A oposição, entretanto, não concebeu ainda uma fórmula prática - sem efeito colateral perverso - de criticar Lula por descumprir os limites de gastos previstos no Orçamento da União. Justo por isso, ao pegar carona no noticiário de cada final e início de ano sobre 'déficit orçamentário federal', os bolsonaristas disparam contra o presidente, mas nunca mencionam o alvo dos 'gastos excessivos'.
É o óbvio ululante, como zombaria Nelson Rodrigues. Atacar Lula por distribuir benefícios com famílias sem renda ou vivendo com renda ínfima, seria o mesmo que dizer aos pobres "não votem em Lula porque ele gasta demais com vocês"...
Daí que a crítica de deputados, senadores e aliados, gratuitos ou remunerados, não surte efeito nenhum, contra o governo, e ainda gera reflexo contraproducente para o bolsonarismo ao insultar os pobres que estudam, leem e sacam a intenção dos críticos.
Exatamente isso.
Como a fixação de rótulo na embalagem identifica o conteúdo do produto, os adversários de Lula criticam por criticar, mas não rotulam, evitando dizer claramente com o quê o governo 'gasta além da conta'. Em vez de irem direto ao assunto, acabam filosofando:
- O déficit orçamentário (eles também adoram chamar de 'rombo') ultrapassa a casa dos cinquenta e cinco bilhões de reais e mostra Lula sem compromisso com o teto de gastos.
É uma ladainha recorrente, mas os hipócritas escondem uma verdade concreta - a de que o 'rombo' das contas públicas cabe dentro dos mais de sessenta bilhões destinados às emendas parlamentares que farão a alegria dos congressistas neste ano de 2026.
Emendas que, o mundo inteiro o sabe, envolvem escandalosos esquemas de corrupção, cabendo mencionar o maior deles - o insidioso orçamento secreto - que acabou por forçar uma intervenção providencial do Poder Judiciário mediante decisão proibitiva do Supremo Tribunal Federal.
O problema, para o bolsonarismo, é que o discurso malandro e oportunista pode ter resposta, e resposta com efeito fulminante em pleno ano da batalha eletiva.
Por exemplo: em que situação ficarão os candidatos oposicionistas e os críticos do governo se o comando estratégico do Planalto decidir traduzir e explicar, durante a campanha eleitoral, que os ataques sem clareza aos 'gastos excessivos' de Lula omitem a pretensão de reduzir a pó os programas sociais que assistem os pobres?
Ou será que, em caso de (improvável) vitória na sucessão deste ano, até por questão de coerência o bolsonarismo não tenderia a levar o novo governo a cortar gastos sociais para evitar déficit?

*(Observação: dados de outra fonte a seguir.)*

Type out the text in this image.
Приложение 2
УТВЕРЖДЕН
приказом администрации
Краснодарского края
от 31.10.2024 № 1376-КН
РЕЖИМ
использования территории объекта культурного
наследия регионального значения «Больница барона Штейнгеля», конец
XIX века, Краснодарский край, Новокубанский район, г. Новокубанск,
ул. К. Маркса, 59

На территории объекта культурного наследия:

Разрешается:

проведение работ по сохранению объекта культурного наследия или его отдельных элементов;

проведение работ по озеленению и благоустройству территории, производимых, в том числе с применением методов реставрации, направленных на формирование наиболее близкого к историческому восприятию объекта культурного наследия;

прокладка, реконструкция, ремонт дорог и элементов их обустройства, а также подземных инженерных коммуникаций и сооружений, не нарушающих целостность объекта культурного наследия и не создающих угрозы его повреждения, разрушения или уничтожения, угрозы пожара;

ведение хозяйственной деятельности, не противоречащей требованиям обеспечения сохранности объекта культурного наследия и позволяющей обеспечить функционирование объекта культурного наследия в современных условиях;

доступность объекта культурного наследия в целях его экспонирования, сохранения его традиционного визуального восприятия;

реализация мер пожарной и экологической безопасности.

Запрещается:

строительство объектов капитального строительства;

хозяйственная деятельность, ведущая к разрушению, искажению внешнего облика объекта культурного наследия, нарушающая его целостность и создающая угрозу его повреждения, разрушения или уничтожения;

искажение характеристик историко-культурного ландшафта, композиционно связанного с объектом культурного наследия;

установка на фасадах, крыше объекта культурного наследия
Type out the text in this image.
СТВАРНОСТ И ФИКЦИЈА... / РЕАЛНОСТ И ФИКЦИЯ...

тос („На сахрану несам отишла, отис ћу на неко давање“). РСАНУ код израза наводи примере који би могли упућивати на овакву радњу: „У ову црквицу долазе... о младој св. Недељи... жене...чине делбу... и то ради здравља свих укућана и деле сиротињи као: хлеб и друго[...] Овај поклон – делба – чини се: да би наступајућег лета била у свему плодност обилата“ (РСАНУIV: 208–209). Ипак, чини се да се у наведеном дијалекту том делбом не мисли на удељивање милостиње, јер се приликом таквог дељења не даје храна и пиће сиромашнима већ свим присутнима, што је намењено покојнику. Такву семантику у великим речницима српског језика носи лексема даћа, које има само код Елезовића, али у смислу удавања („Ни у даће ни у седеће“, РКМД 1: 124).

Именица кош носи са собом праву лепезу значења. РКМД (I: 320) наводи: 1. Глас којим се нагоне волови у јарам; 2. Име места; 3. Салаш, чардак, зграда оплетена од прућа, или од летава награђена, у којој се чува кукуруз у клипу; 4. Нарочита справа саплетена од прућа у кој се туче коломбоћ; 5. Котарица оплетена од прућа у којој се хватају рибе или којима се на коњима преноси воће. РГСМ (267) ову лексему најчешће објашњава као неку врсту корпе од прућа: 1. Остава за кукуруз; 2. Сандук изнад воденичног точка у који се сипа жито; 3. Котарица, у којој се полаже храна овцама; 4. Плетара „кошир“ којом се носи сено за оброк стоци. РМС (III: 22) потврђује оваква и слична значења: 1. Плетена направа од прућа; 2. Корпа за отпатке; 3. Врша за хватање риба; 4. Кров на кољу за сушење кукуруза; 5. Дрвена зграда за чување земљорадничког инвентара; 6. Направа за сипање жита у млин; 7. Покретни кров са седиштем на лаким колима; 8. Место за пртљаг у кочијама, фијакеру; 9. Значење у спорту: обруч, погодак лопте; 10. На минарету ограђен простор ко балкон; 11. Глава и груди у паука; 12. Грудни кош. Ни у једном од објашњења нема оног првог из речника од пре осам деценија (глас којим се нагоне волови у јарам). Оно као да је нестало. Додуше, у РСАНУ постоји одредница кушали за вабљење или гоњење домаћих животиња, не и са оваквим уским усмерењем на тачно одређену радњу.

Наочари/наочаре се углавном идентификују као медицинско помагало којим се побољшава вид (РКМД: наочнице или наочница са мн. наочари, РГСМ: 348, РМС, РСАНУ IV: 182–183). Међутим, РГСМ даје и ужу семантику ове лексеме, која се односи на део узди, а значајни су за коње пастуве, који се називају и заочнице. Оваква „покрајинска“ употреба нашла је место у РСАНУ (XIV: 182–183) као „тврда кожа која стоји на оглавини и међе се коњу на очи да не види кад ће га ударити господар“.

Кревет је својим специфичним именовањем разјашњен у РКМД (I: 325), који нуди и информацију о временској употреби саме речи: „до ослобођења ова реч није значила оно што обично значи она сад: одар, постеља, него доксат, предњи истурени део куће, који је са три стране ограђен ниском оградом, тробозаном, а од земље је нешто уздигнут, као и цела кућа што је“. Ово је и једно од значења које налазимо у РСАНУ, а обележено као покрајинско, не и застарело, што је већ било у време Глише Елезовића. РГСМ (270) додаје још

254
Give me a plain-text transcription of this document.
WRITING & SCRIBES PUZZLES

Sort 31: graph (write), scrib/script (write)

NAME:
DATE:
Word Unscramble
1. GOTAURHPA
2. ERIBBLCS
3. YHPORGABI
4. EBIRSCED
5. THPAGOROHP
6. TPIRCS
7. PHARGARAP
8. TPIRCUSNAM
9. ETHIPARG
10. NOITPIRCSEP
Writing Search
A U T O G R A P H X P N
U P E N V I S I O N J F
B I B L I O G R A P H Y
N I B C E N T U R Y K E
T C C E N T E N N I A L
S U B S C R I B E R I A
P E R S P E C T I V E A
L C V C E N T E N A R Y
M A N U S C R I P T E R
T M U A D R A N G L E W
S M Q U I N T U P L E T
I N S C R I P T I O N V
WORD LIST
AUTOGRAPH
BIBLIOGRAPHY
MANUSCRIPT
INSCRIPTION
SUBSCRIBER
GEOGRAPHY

E, em sendo assim, quais setores os cortes atingiriam? Saúde? Educação? Segurança? Infraestrutura? Ou preferencialmente os programas de distribuição de renda?
Precisamente.
Seriam artingidos os vinte milhões de beneficiários do Bolsa Família e outros mais de quarenta milhões de contemplados com os demais programas sociais bancados pelo governo federal, incluindo o novíssimo Gás do Povo, que já começou a acender quinze milhões de fogões pelo Brasil afora.
Agora, o ponto crucial: o que acontecerá se Lula disser, na campanha, que o déficit é resultado dos gastos sociais e que, se chegar ao poder, a oposição poderá acabar com o repasse assistencial às famílias carentes?